Martin Liška <marxin at gcc dot gnu.org> changed:

           What    |Removed                     |Added
----------------------------------------------------------------------------
             Status|UNCONFIRMED                 |RESOLVED
                 CC|                            |marxin at gcc dot gnu.org
         Resolution|---                         |INVALID

--- Comment #2 from Martin Liška <marxin at gcc dot gnu.org> ---
> The only difference is "-flto".

Having a top-level assembly requires to disable LTO for the compilation unit
(-fno-lto). Otherwise
as Andrew mentioned it can screw up LTO partitioning.

> 
> It this a problem of LTO, or is the assembler supposed to be tweaked (how?)
> so that the symbols get exported?
> 
> Having a file containing
>   asm ("");
> does compile, but a file containing only:
>   asm volatile ("");
> fails with "error: expected ‘(’ before ‘volatile’".

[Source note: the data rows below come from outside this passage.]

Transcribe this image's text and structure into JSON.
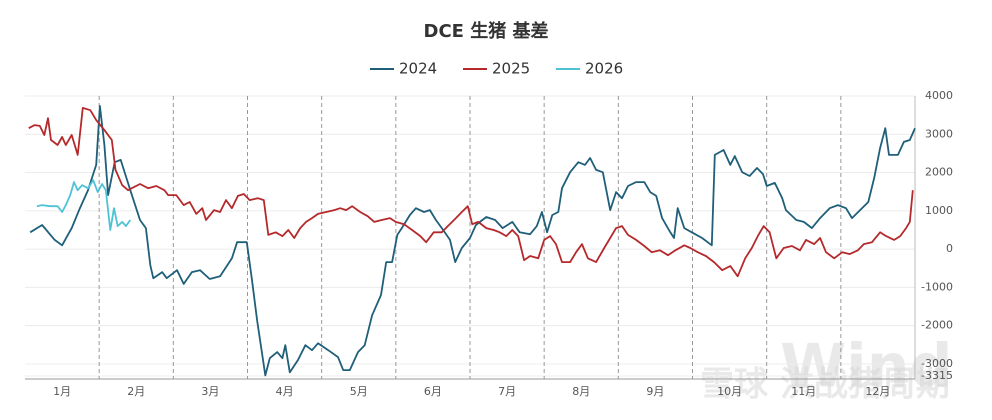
{
  "chart_data": {
    "type": "line",
    "title": "DCE 生猪 基差",
    "watermarks": [
      "雪球 洪战猪周期",
      "Wind"
    ],
    "xlim": [
      0,
      12
    ],
    "xticks": [
      {
        "value": 0.5,
        "label": "1月"
      },
      {
        "value": 1.5,
        "label": "2月"
      },
      {
        "value": 2.5,
        "label": "3月"
      },
      {
        "value": 3.5,
        "label": "4月"
      },
      {
        "value": 4.5,
        "label": "5月"
      },
      {
        "value": 5.5,
        "label": "6月"
      },
      {
        "value": 6.5,
        "label": "7月"
      },
      {
        "value": 7.5,
        "label": "8月"
      },
      {
        "value": 8.5,
        "label": "9月"
      },
      {
        "value": 9.5,
        "label": "10月"
      },
      {
        "value": 10.5,
        "label": "11月"
      },
      {
        "value": 11.5,
        "label": "12月"
      }
    ],
    "ylim": [
      -3315,
      4000
    ],
    "yticks": [
      -3315,
      -3000,
      -2000,
      -1000,
      0,
      1000,
      2000,
      3000,
      4000
    ],
    "grid": true,
    "legend": "top",
    "series": [
      {
        "name": "2024",
        "color": "#1f5f7a",
        "x": [
          0.07,
          0.23,
          0.4,
          0.5,
          0.63,
          0.74,
          0.85,
          0.96,
          1.01,
          1.07,
          1.12,
          1.21,
          1.29,
          1.42,
          1.55,
          1.63,
          1.69,
          1.73,
          1.85,
          1.91,
          2.05,
          2.14,
          2.25,
          2.36,
          2.49,
          2.63,
          2.79,
          2.86,
          2.99,
          3.06,
          3.13,
          3.2,
          3.24,
          3.3,
          3.4,
          3.47,
          3.51,
          3.57,
          3.68,
          3.78,
          3.87,
          3.95,
          4.09,
          4.22,
          4.29,
          4.38,
          4.49,
          4.58,
          4.68,
          4.8,
          4.87,
          4.95,
          5.02,
          5.08,
          5.19,
          5.27,
          5.38,
          5.46,
          5.54,
          5.62,
          5.73,
          5.8,
          5.89,
          6.0,
          6.08,
          6.22,
          6.34,
          6.44,
          6.57,
          6.67,
          6.81,
          6.9,
          6.97,
          7.04,
          7.11,
          7.19,
          7.24,
          7.35,
          7.46,
          7.55,
          7.62,
          7.7,
          7.79,
          7.89,
          7.97,
          8.05,
          8.13,
          8.24,
          8.35,
          8.43,
          8.51,
          8.59,
          8.7,
          8.75,
          8.8,
          8.89,
          8.99,
          9.13,
          9.26,
          9.3,
          9.42,
          9.51,
          9.57,
          9.67,
          9.77,
          9.87,
          9.95,
          10.0,
          10.11,
          10.21,
          10.26,
          10.4,
          10.5,
          10.61,
          10.72,
          10.85,
          10.96,
          11.07,
          11.15,
          11.26,
          11.37,
          11.45,
          11.53,
          11.6,
          11.65,
          11.77,
          11.85,
          11.93,
          12.0
        ],
        "values": [
          440,
          630,
          240,
          100,
          550,
          1070,
          1540,
          2200,
          3740,
          2720,
          1410,
          2270,
          2330,
          1540,
          760,
          550,
          -420,
          -760,
          -600,
          -760,
          -550,
          -910,
          -600,
          -550,
          -780,
          -710,
          -240,
          180,
          180,
          -810,
          -1860,
          -2770,
          -3300,
          -2850,
          -2690,
          -2850,
          -2510,
          -3220,
          -2900,
          -2510,
          -2640,
          -2460,
          -2640,
          -2820,
          -3160,
          -3160,
          -2690,
          -2510,
          -1730,
          -1200,
          -340,
          -340,
          370,
          550,
          890,
          1070,
          970,
          1020,
          760,
          550,
          240,
          -340,
          30,
          290,
          630,
          840,
          760,
          550,
          710,
          440,
          390,
          600,
          970,
          440,
          890,
          970,
          1590,
          2010,
          2270,
          2200,
          2380,
          2070,
          2010,
          1020,
          1490,
          1330,
          1650,
          1750,
          1750,
          1490,
          1390,
          810,
          440,
          290,
          1070,
          550,
          440,
          290,
          100,
          2460,
          2590,
          2200,
          2430,
          2010,
          1910,
          2120,
          1960,
          1650,
          1730,
          1330,
          1020,
          760,
          710,
          550,
          810,
          1070,
          1150,
          1070,
          810,
          1020,
          1230,
          1860,
          2640,
          3160,
          2460,
          2460,
          2800,
          2850,
          3160
        ]
      },
      {
        "name": "2025",
        "color": "#b5292b",
        "x": [
          0.05,
          0.13,
          0.2,
          0.26,
          0.31,
          0.35,
          0.44,
          0.5,
          0.55,
          0.63,
          0.71,
          0.78,
          0.88,
          0.96,
          1.07,
          1.17,
          1.22,
          1.31,
          1.39,
          1.44,
          1.55,
          1.66,
          1.77,
          1.88,
          1.93,
          2.04,
          2.14,
          2.22,
          2.31,
          2.39,
          2.44,
          2.55,
          2.63,
          2.71,
          2.79,
          2.87,
          2.95,
          3.03,
          3.14,
          3.22,
          3.28,
          3.38,
          3.47,
          3.55,
          3.63,
          3.71,
          3.79,
          3.87,
          3.95,
          4.06,
          4.17,
          4.25,
          4.33,
          4.41,
          4.52,
          4.62,
          4.71,
          4.81,
          4.92,
          5.0,
          5.11,
          5.22,
          5.33,
          5.41,
          5.51,
          5.62,
          5.7,
          5.81,
          5.89,
          5.97,
          6.03,
          6.11,
          6.22,
          6.32,
          6.4,
          6.49,
          6.57,
          6.65,
          6.73,
          6.81,
          6.92,
          7.0,
          7.08,
          7.16,
          7.24,
          7.35,
          7.43,
          7.51,
          7.59,
          7.7,
          7.81,
          7.89,
          7.97,
          8.05,
          8.13,
          8.24,
          8.35,
          8.45,
          8.56,
          8.67,
          8.77,
          8.89,
          8.97,
          9.07,
          9.18,
          9.29,
          9.4,
          9.51,
          9.61,
          9.71,
          9.8,
          9.88,
          9.96,
          10.04,
          10.13,
          10.23,
          10.34,
          10.45,
          10.53,
          10.64,
          10.72,
          10.8,
          10.91,
          11.02,
          11.12,
          11.23,
          11.31,
          11.42,
          11.53,
          11.61,
          11.72,
          11.8,
          11.88,
          11.93,
          11.97
        ],
        "values": [
          3160,
          3240,
          3220,
          2980,
          3420,
          2850,
          2720,
          2930,
          2720,
          2980,
          2460,
          3690,
          3630,
          3370,
          3110,
          2850,
          2070,
          1670,
          1540,
          1590,
          1700,
          1590,
          1650,
          1540,
          1410,
          1410,
          1150,
          1230,
          920,
          1070,
          760,
          1020,
          970,
          1280,
          1070,
          1390,
          1440,
          1280,
          1330,
          1280,
          370,
          440,
          340,
          500,
          290,
          550,
          710,
          810,
          920,
          970,
          1020,
          1070,
          1020,
          1120,
          970,
          860,
          710,
          760,
          810,
          710,
          650,
          500,
          340,
          180,
          440,
          440,
          600,
          810,
          970,
          1120,
          650,
          710,
          550,
          500,
          440,
          340,
          500,
          340,
          -290,
          -180,
          -240,
          240,
          340,
          130,
          -340,
          -340,
          -80,
          130,
          -240,
          -340,
          30,
          290,
          550,
          600,
          370,
          240,
          80,
          -80,
          -30,
          -160,
          -30,
          100,
          30,
          -80,
          -180,
          -340,
          -550,
          -440,
          -710,
          -240,
          30,
          340,
          600,
          440,
          -240,
          30,
          80,
          -30,
          240,
          130,
          290,
          -80,
          -240,
          -80,
          -130,
          -30,
          130,
          180,
          440,
          340,
          240,
          340,
          550,
          710,
          1540
        ]
      },
      {
        "name": "2026",
        "color": "#4fc3d4",
        "x": [
          0.16,
          0.23,
          0.34,
          0.44,
          0.5,
          0.55,
          0.61,
          0.66,
          0.71,
          0.77,
          0.85,
          0.92,
          0.98,
          1.04,
          1.09,
          1.15,
          1.2,
          1.25,
          1.31,
          1.36,
          1.42
        ],
        "values": [
          1120,
          1150,
          1120,
          1120,
          970,
          1150,
          1410,
          1750,
          1540,
          1670,
          1590,
          1800,
          1490,
          1700,
          1540,
          500,
          1070,
          600,
          710,
          600,
          760
        ]
      }
    ]
  }
}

asm volatile can be used just within in a function body.
The best approach you can do is to define a normal function
and use asm to implement what you have written in assembly:

...
"        movq   %rax,   0(%rdi)"   "\n"
"        movq   %rbx,   8(%rdi)"   "\n"
"        movq   %rcx,  16(%rdi)"   "\n"
...

Then LTO will work because the assembly will be encapsulated in a function.

> 
> Happens with gcc 8.0.1 20180306 (experimental).